Une miniature peinte en 1836 – l’une de ces « choses » avec lesquelles il croyait possible « un échange mystérieux d’affinités » (« Des Choses », Le Roman du Lièvre, p. 222) – lui sert tout de suite de précieux objet transitionnel :

Pour le contempler de plus près je détache du mur votre image chérie,
cette miniature sur ivoire où se lit au verso :
Jean-Baptiste Jammes, docteur-médecin à La Pointe-à-Pitre,
Guadeloupe, à ses sœurs Clémence et Célanire, le mois de septembre 1836,
lorsqu’il vint en France.
Il y aura bientôt un siècle.

Jean-Baptiste Jammes, vers 1836

Portrait Jean-Baptiste Jammes, vers 1836
(miniature sous cadre d’ébène, 80 x 60 mm)
Fonds Association F. Jammes, Orthez

De cette miniature, Francis Jammes tire un portrait physique somme toute assez ressemblant. Ce portrait complète celui déjà esquissé dans Ma fille Bernadette (pp. 211-212), et le rehausse de touches marines ou exotiques avant de prolonger le mystère par l’évocation d’une montre comptable du temps qui passe comme du cœur des hommes :

Ms452/40 (Pau)

Voici, sur un fond d’azur léger, ce front droit et large, tout hérissé de cheveux abondants relevés en brosse, légèrement ondulés comme certains lichens ; les courts favoris serpentent jusqu’aux fines lèvres de corail au-dessus desquels on distingue la trace bleue du rasoir ; ces sourcils volontaires comme les miens, ces yeux d’océan cernés de massives lunettes d’or, ces oreilles minces et nacrées comme des coquilles ; ce nez charnu, sensuel, bien établi ; ces joues que la santé colore ; ce menton d’un ivoire arrondi, ressortant des pointes de la chemise qui débordent la cravate solennellement enroulée ; ce plastron neigeux et plissé, aux boutons d’or carrés, encadré par le gilet de soie brochée comme l’aile de certains lépidoptères nocturnes ; cet habit qui semble supprimer les épaules tant sa chute est oblique et concave jusqu’aux manches ; la chaîne de la montre qui a compté les pulsations de ces mondes mystérieux et souffrants que l’on appelle des hommes.

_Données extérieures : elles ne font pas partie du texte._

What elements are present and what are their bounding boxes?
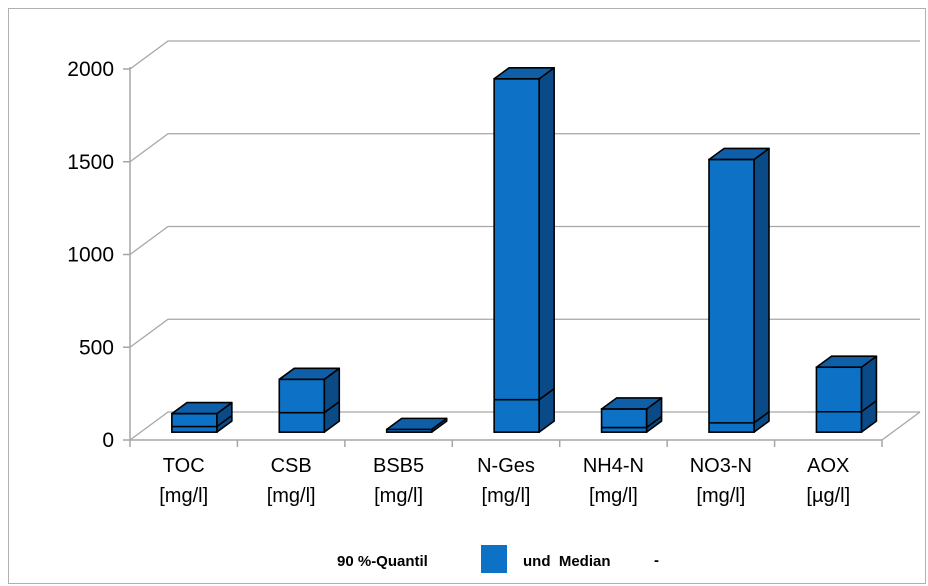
x-category-label: [mg/l]	[267, 485, 316, 507]
legend-quantile-label: 90 %-Quantil	[337, 553, 428, 570]
x-category-label: [µg/l]	[806, 485, 850, 507]
bar-group	[385, 417, 448, 433]
bar-median-marker	[816, 400, 877, 413]
y-tick-label: 2000	[67, 58, 114, 81]
bar-group	[171, 401, 233, 433]
bar-quantile	[278, 378, 326, 433]
x-category-label: N-Ges	[477, 455, 535, 477]
x-category-labels: TOC [mg/l] CSB [mg/l] BSB5 [mg/l] N-Ges [mg/l] N…	[159, 455, 850, 507]
bar-top	[278, 367, 341, 381]
x-category-label: [mg/l]	[374, 485, 423, 507]
bar-top	[708, 147, 770, 161]
bar-top	[815, 355, 878, 369]
x-category-label: [mg/l]	[482, 485, 531, 507]
bars-layer	[171, 66, 878, 433]
bar-side	[538, 66, 555, 433]
bar-group	[493, 66, 555, 433]
bar-quantile	[708, 158, 755, 433]
bar-quantile	[171, 412, 218, 433]
bar-top	[493, 66, 555, 80]
x-category-label: NH4-N	[583, 455, 644, 477]
legend-median-marker: -	[654, 552, 659, 569]
bar-median-marker	[708, 411, 770, 424]
bar-median-marker	[601, 415, 663, 429]
bar-quantile	[493, 77, 540, 433]
x-category-label: TOC	[163, 455, 205, 477]
x-category-label: [mg/l]	[696, 485, 745, 507]
gridline	[129, 40, 920, 70]
floor-edge	[881, 411, 921, 441]
x-category-label: NO3-N	[690, 455, 752, 477]
bar-top	[385, 417, 448, 431]
y-tick-label: 500	[79, 336, 114, 359]
gridline	[129, 411, 920, 441]
bar-group	[600, 397, 663, 433]
bar-median-marker	[279, 401, 340, 414]
gridline	[129, 318, 920, 348]
x-category-label: CSB	[271, 455, 312, 477]
bar-side	[860, 355, 878, 433]
x-category-label: [mg/l]	[589, 485, 638, 507]
y-tick-labels: 0 500 1000 1500 2000	[67, 58, 114, 452]
y-tick-label: 1000	[67, 244, 114, 267]
y-tick-label: 1500	[67, 151, 114, 174]
bar-median-marker	[494, 388, 555, 401]
legend-quantile-swatch	[481, 545, 507, 573]
chart-frame	[8, 8, 926, 584]
bar-group	[708, 147, 770, 433]
gridline	[129, 225, 920, 256]
gridline	[129, 133, 920, 163]
legend: 90 %-Quantil und Median -	[337, 545, 659, 573]
axis-layer	[123, 67, 883, 447]
x-category-label: AOX	[807, 455, 849, 477]
bar-median-marker	[171, 414, 233, 428]
x-category-label: BSB5	[373, 455, 424, 477]
grid-layer	[129, 40, 921, 441]
bar-top	[600, 397, 663, 410]
legend-median-label: und Median	[523, 553, 611, 570]
bar-quantile	[600, 408, 648, 433]
y-tick-label: 0	[102, 429, 114, 452]
bar-group	[278, 367, 341, 433]
x-category-label: [mg/l]	[159, 485, 208, 507]
bar-side	[753, 147, 770, 433]
bar-top	[171, 401, 233, 415]
bar-group	[815, 355, 878, 433]
bar-quantile	[815, 366, 863, 433]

Puis, l’écrivain rend compte de la thèse sur la fièvre jaune d’Amérique, soutenue par son aïeul devant la Faculté de Montpellier le 7 août 1818. Après avoir recopié les « dédicaces sentimentales dans le goût de l’époque » qui ornent ce « Tribut académique », il en fait un résumé fort complet. Parlant des méthodes dites aujourd’hui prophylactiques préconisées par le médecin de la Pointe-à-Pitre, il se demande si nos méthodes modernes ont apporté quelque chose de vraiment nouveau.

Enfin, après avoir décrit la vie toute de dévouement du médecin de campagne de jadis, parcourant la contrée par tous les temps, passant la nuit près de ses accouchées, des enfants en péril et des mourants, il conclut fièrement :

Quoi qu’il en soit, j’affirme ici la légitime fierté
que j’ai à me prévaloir d’une telle ascendance :
après le prêtre que je vénère entre tous les hommes est le médecin.